Quanto alla necessità di un rinnovamento - «penso che vada serenamente ammesso che nella Chiesa preconciliare ci fosse qualcosa da cambiare» - mi permetto di osservare che la riforma auspicata per la Chiesa avrebbe dovuto sanare quello spirito mondano e secolarizzato che si era infiltrato tra i chierici, spirito che viceversa il Concilio ha confermato. Non mi pare si possa affermare - anche solo a leggere i resoconti ed i diarj dei Padri Conciliari - che costoro «si sono opposti con forza alle proposte eversive»: chi si oppose venne tacciato semplicisticamente di tradizionalismo, ghettizzato, addirittura messo a tacere nell’aula conciliare, come nel caso del Card.
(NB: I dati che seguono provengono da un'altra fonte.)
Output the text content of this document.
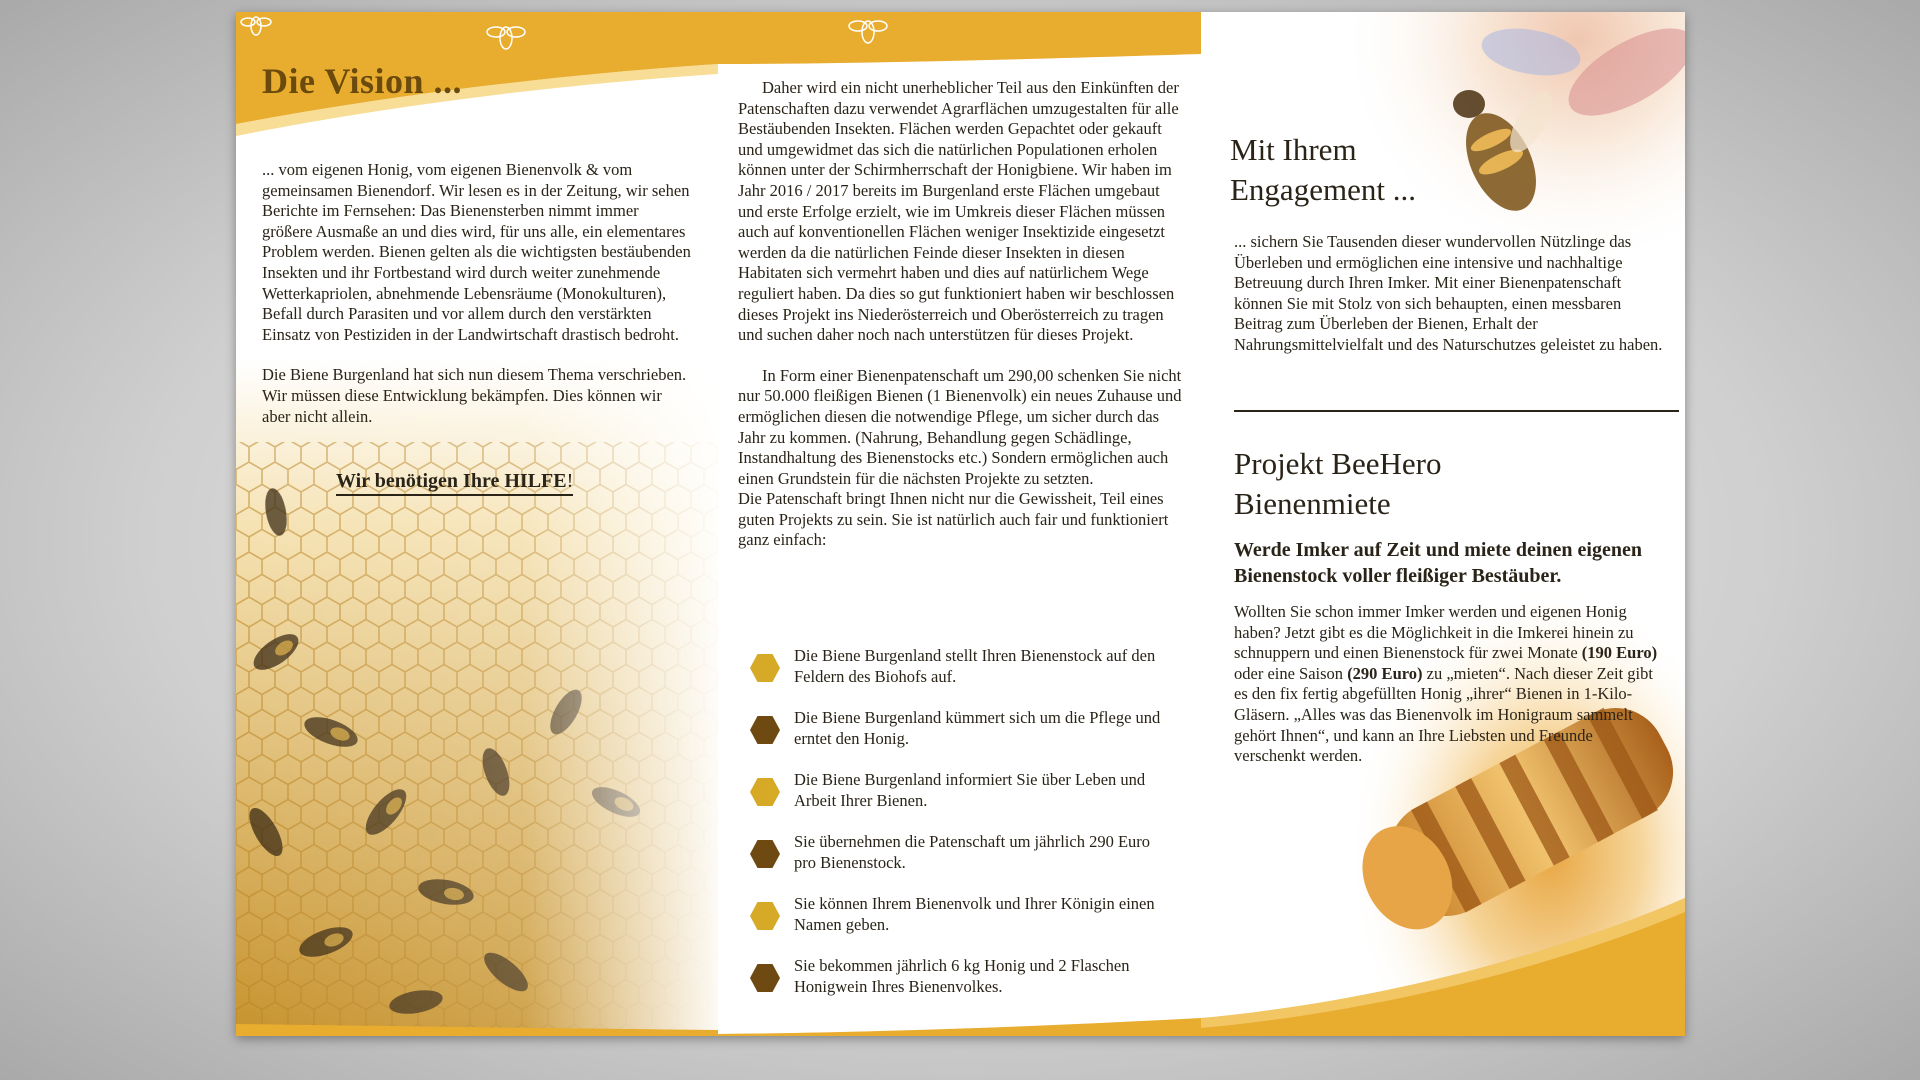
Die Vision ...

... vom eigenen Honig, vom eigenen Bienenvolk & vom gemeinsamen Bienendorf. Wir lesen es in der Zeitung, wir sehen Berichte im Fernsehen: Das Bienensterben nimmt immer größere Ausmaße an und dies wird, für uns alle, ein elementares Problem werden. Bienen gelten als die wichtigsten bestäubenden Insekten und ihr Fortbestand wird durch weiter zunehmende Wetterkapriolen, abnehmende Lebensräume (Monokulturen), Befall durch Parasiten und vor allem durch den verstärkten Einsatz von Pestiziden in der Landwirtschaft drastisch bedroht.

Die Biene Burgenland hat sich nun diesem Thema verschrieben. Wir müssen diese Entwicklung bekämpfen. Dies können wir aber nicht allein.

Wir benötigen Ihre HILFE!

Daher wird ein nicht unerheblicher Teil aus den Einkünften der Patenschaften dazu verwendet Agrarflächen umzugestalten für alle Bestäubenden Insekten. Flächen werden Gepachtet oder gekauft und umgewidmet das sich die natürlichen Populationen erholen können unter der Schirmherrschaft der Honigbiene. Wir haben im Jahr 2016 / 2017 bereits im Burgenland erste Flächen umgebaut und erste Erfolge erzielt, wie im Umkreis dieser Flächen müssen auch auf konventionellen Flächen weniger Insektizide eingesetzt werden da die natürlichen Feinde dieser Insekten in diesen Habitaten sich vermehrt haben und dies auf natürlichem Wege reguliert haben. Da dies so gut funktioniert haben wir beschlossen dieses Projekt ins Niederösterreich und Oberösterreich zu tragen und suchen daher noch nach unterstützen für dieses Projekt.

In Form einer Bienenpatenschaft um 290,00 schenken Sie nicht nur 50.000 fleißigen Bienen (1 Bienenvolk) ein neues Zuhause und ermöglichen diesen die notwendige Pflege, um sicher durch das Jahr zu kommen. (Nahrung, Behandlung gegen Schädlinge, Instandhaltung des Bienenstocks etc.) Sondern ermöglichen auch einen Grundstein für die nächsten Projekte zu setzten.

Die Patenschaft bringt Ihnen nicht nur die Gewissheit, Teil eines guten Projekts zu sein. Sie ist natürlich auch fair und funktioniert ganz einfach:

Die Biene Burgenland stellt Ihren Bienenstock auf den Feldern des Biohofs auf.
Die Biene Burgenland kümmert sich um die Pflege und erntet den Honig.
Die Biene Burgenland informiert Sie über Leben und Arbeit Ihrer Bienen.
Sie übernehmen die Patenschaft um jährlich 290 Euro pro Bienenstock.
Sie können Ihrem Bienenvolk und Ihrer Königin einen Namen geben.
Sie bekommen jährlich 6 kg Honig und 2 Flaschen Honigwein Ihres Bienenvolkes.
Mit Ihrem
Engagement ...
... sichern Sie Tausenden dieser wundervollen Nützlinge das Überleben und ermöglichen eine intensive und nachhaltige Betreuung durch Ihren Imker. Mit einer Bienenpatenschaft können Sie mit Stolz von sich behaupten, einen messbaren Beitrag zum Überleben der Bienen, Erhalt der Nahrungsmittelvielfalt und des Naturschutzes geleistet zu haben.
Projekt BeeHero
Bienenmiete

Werde Imker auf Zeit und miete deinen eigenen Bienenstock voller fleißiger Bestäuber.

Wollten Sie schon immer Imker werden und eigenen Honig haben? Jetzt gibt es die Möglichkeit in die Imkerei hinein zu schnuppern und einen Bienenstock für zwei Monate (190 Euro) oder eine Saison (290 Euro) zu „mieten“. Nach dieser Zeit gibt es den fix fertig abgefüllten Honig „ihrer“ Bienen in 1-Kilo-Gläsern. „Alles was das Bienenvolk im Honigraum sammelt gehört Ihnen“, und kann an Ihre Liebsten und Freunde verschenkt werden.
Ottaviani. Altri - pur scettici circa le proposte dell’ala progressista - per una inveterata abitudine all’obbedienza o per il rispetto ch’essi portavano al Vicario di Cristo, ritennero che se quelle proposte erano state approvate dal Papa vi ci si doveva adeguare in silenzio. Altri ancora, perfettamente consapevoli di quanto si preparava, prestarono la propria opera quali cooperatori attivi. 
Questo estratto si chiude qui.